Now that helps. I only started to find out what waveguides are a day ago. I will take your advice and read up on the basics. But I'd decided that I'd do so before. Thoughts concerning basic electromagnetism is something I always think about ever since I read my first book on it 30 or so years ago and I’ve read more since. But you are right in that I will have more questions. BTW, I don’t think I had any questions about a voltmeter.

Here are some initial questions I will be asking at least to myself: Did I phrase my original question wrong? My question was “Can someone tell me what these 3 types of waveguides are?” But now I ask myself if they are all, in fact, waveguides. You said the first is a "twin-line" transmission line. Am I to assume this is not a waveguide? I know the second is a rectangular waveguide. Lastly, am I to assume that the third "parallel-strip" structure is not a waveguide? I have a lot to find out. But I must first know, and hopefully will soon find out, is if I will be researching ‘transmission lines’ and ‘parallel-strip structures’ along with waveguides.

Once the above is resolved I will hope to have reached the point I originally posted, where I will be able to describe the differences between these 3 transmission means in terms of the frequency response, from zero to infinity.

look at
**broken link removed**
http://rf-mw.org/transmission_lines..._lines_transmission_lines_video_lectures.html

and in youtube

http://www.youtube.com/watch?v=g-dM7H1perc

I've started to view the first of all of those links.
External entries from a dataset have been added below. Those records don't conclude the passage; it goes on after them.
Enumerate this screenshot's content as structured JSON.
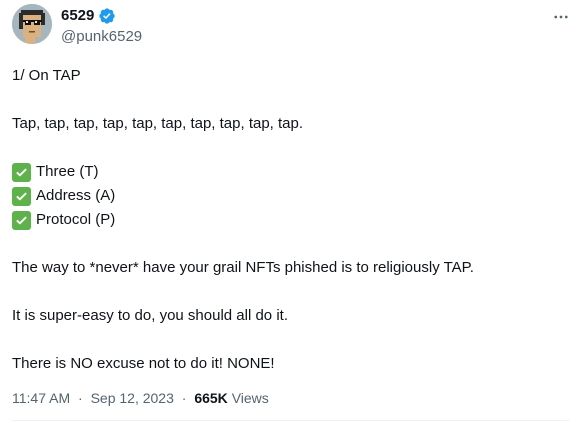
{
  "author": {
    "display_name": "6529",
    "handle": "@punk6529",
    "avatar_icon": "cryptopunk-avatar",
    "verified_icon": "verified-badge-icon",
    "verified_color": "#1d9bf0"
  },
  "tweet": {
    "lines": {
      "intro": "1/ On TAP",
      "taps": "Tap, tap, tap, tap, tap, tap, tap, tap, tap, tap.",
      "check_three": "Three (T)",
      "check_address": "Address (A)",
      "check_protocol": "Protocol (P)",
      "never": "The way to *never* have your grail NFTs phished is to religiously TAP.",
      "easy": "It is super-easy to do, you should all do it.",
      "excuse": "There is NO excuse not to do it!  NONE!"
    },
    "check_icon": "white-check-mark-icon",
    "check_color": "#5db34a"
  },
  "meta": {
    "time": "11:47 AM",
    "separator": "·",
    "date": "Sep 12, 2023",
    "views_count": "665K",
    "views_label": "Views"
  },
  "actions": {
    "more_icon": "more-options-icon"
  }
}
They look interesting. I was at it all day yesterday as far as reading about waveguides and transmission lines.

Please take another look at the picture in my original post where I explained I was trying to find information that would help me describe the DIFFERENCES of their frequency responses from 0 to infinity for each of the 3.

So far I'm told that the following are:
1. a "twin-line" transmission line 2. a Rectangular waveguide 3. a Dielectric slab waveguide and/or "parallel-strip" structure.

Understanding the basic concept of frequency response and transmission lines and the concept of waveguide (so I think) over the last 4 days, mostly on wiki, I would have to think that what I was asked is that each has its limitations with respect to one another. But I have to admit I only understand the basic equations of the transmission line. As I read on it gets more complex and I lose my grasp.

I ask once again, how can I describe "What are the differences of the frequency responses from 0 to infinity for each of the 3? I'm sorry but I just can't find the information out. I know I'm staring the answer right in the eye but I just can't. I don't mean to convey my frustrations but I'm frustrated. Due to my lack of knowledge in this area, I think I will only understand the question in specific term only if I see the answer. If someone wants to hit me over the head with a sledgehammer I'll accept that too.

if you ignore real-world parasitic effects, and concentrate only on 1st order effects:

1) DC to Infinity frequency, since a transmission line works at all frequencies. In the real world, if the spacing between the lines gets too big compared to a wavelength, then all bets are off.

2) Microwave frequency to inifinity. Infinity? Can u shine a flashlight thru it and see the light on the other side? yes. Microwave, look up rectangular waveguide in any text book. DC (and other low frequencies), no because if you connect the two leads of a power supply to the metal walls at one end, and apply the two probes of a voltmeter at the other end, you will read zero volts (and maybe smoke a power supply or two).

3) same as 1) above